When I became aware of how my upbringing/early education had badly damaged my psyche, I realized that I would feel trapped forever in needless guilt unless I straight up made an announced exit. This meant that at Christmas time (of all times), I sat at the table with my family and told them that my relationship with them was changing and I was dealing with a large amount of trauma that they had never been aware of.
Deciding for myself that I was no longer going to allow them to impose their beliefs/built on me or making me feel like I am somehow less for wanting other things was incredibly freeing. Still, in large part, they do not respect my decision, to the point where Jesus and/or sin is brought up in casual conversation and to “subtly” (not at all subtly) suggest that my life struggles could all disappear if only I would return to church/the conventions of conservative Christianity.
I don’t know how close you are geographically to your family, but moving away and getting distance has been hugely helpful. If that’s not an option, really emotionally distancing/not engaging with them as often is the flip side of that. My relationship with my family is very surface-level now. If I have something going on in my love life or really any area of my relationships at all, I go to some of my older friends, not my parents.
There is really no way to maintain the relationships in that circle at the same level while also making an exit from the church/Christian environment. I found that when I tried to put all of that in a box and make myself smaller, I was feeling horrible all the time and like I was just a huge disappointment to these people because every discussion led to them trying to “convert me back” in one way or another and I would always be fighting it because my decision wasn’t respected and I didn’t want to feel like a doormat.
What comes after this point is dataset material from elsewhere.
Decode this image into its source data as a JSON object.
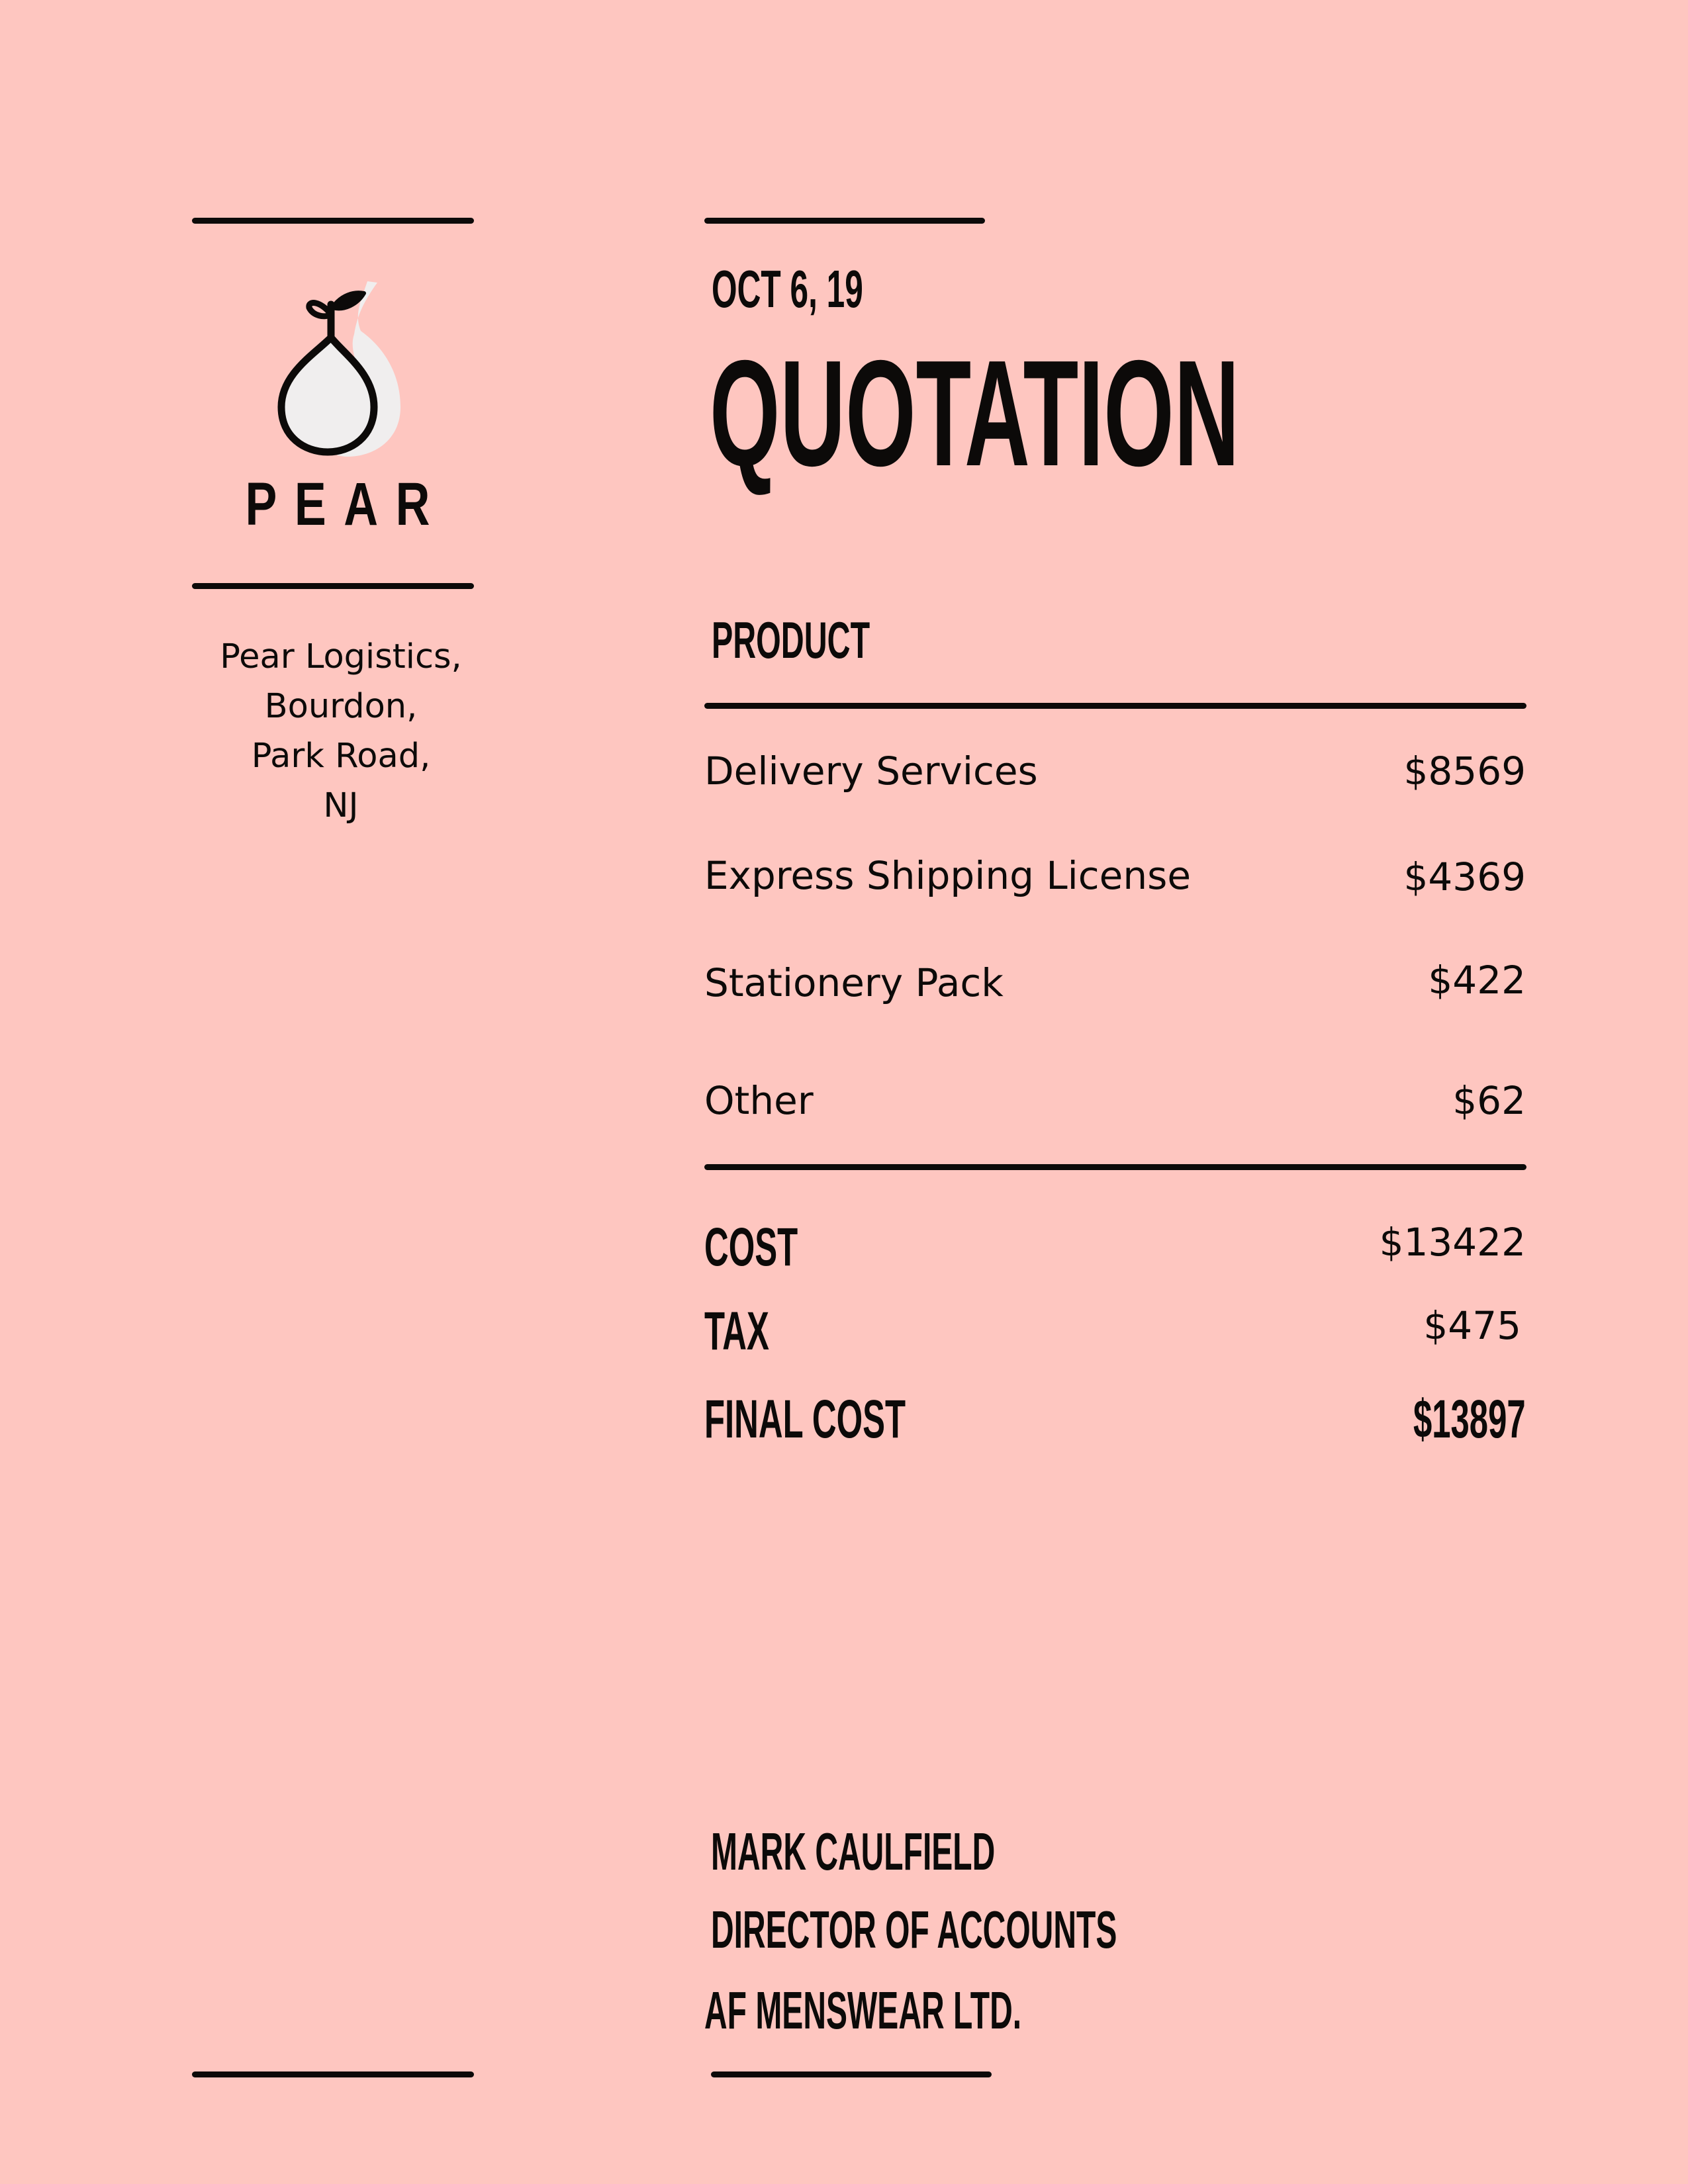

It’s honestly a kind of emotional abuse/manipulation that I was never really aware of until recently; to have the people in your life who are supposed to love you unconditionally put so many (Biblical) conditions on their love for you.
It’s a really dangerous place to be in – that being, to stay in that environment when you know that you no longer want to participate in it – because then, like with what I’ve been through, you risk experiencing great trauma or loss or grief and having your “support system” chalk it up to “well if you went to church that wouldn’t have happened to you” and then they offer you… prayer? As support?? Like a seatbelt made of dental floss when dealing with real traumas.
I want to stress also that I’m not anti-religion or anti-spirituality. I have a spiritual side for sure and I know that there are tons of religions that function in different societies and cultures, but the reality is that mine was super damaging and healing from it is going to be a life-long process.
Reining in the relationship with my family and telling them about my trauma has also been really painful. Moving far away has been difficult. Meeting new people and wondering if at some point you will be able to consider them a “new family” can make you feel really lonely and honestly having a therapist has helped me a lot because I got better (and un-biased) advice and support there than I ever could in my previous environments/relationships.
It is also okay to feel awful and nervous and really fucked up about it. But being true to your own will and desire is so much better than the alternative of having to be a faux version of yourself to please other people.”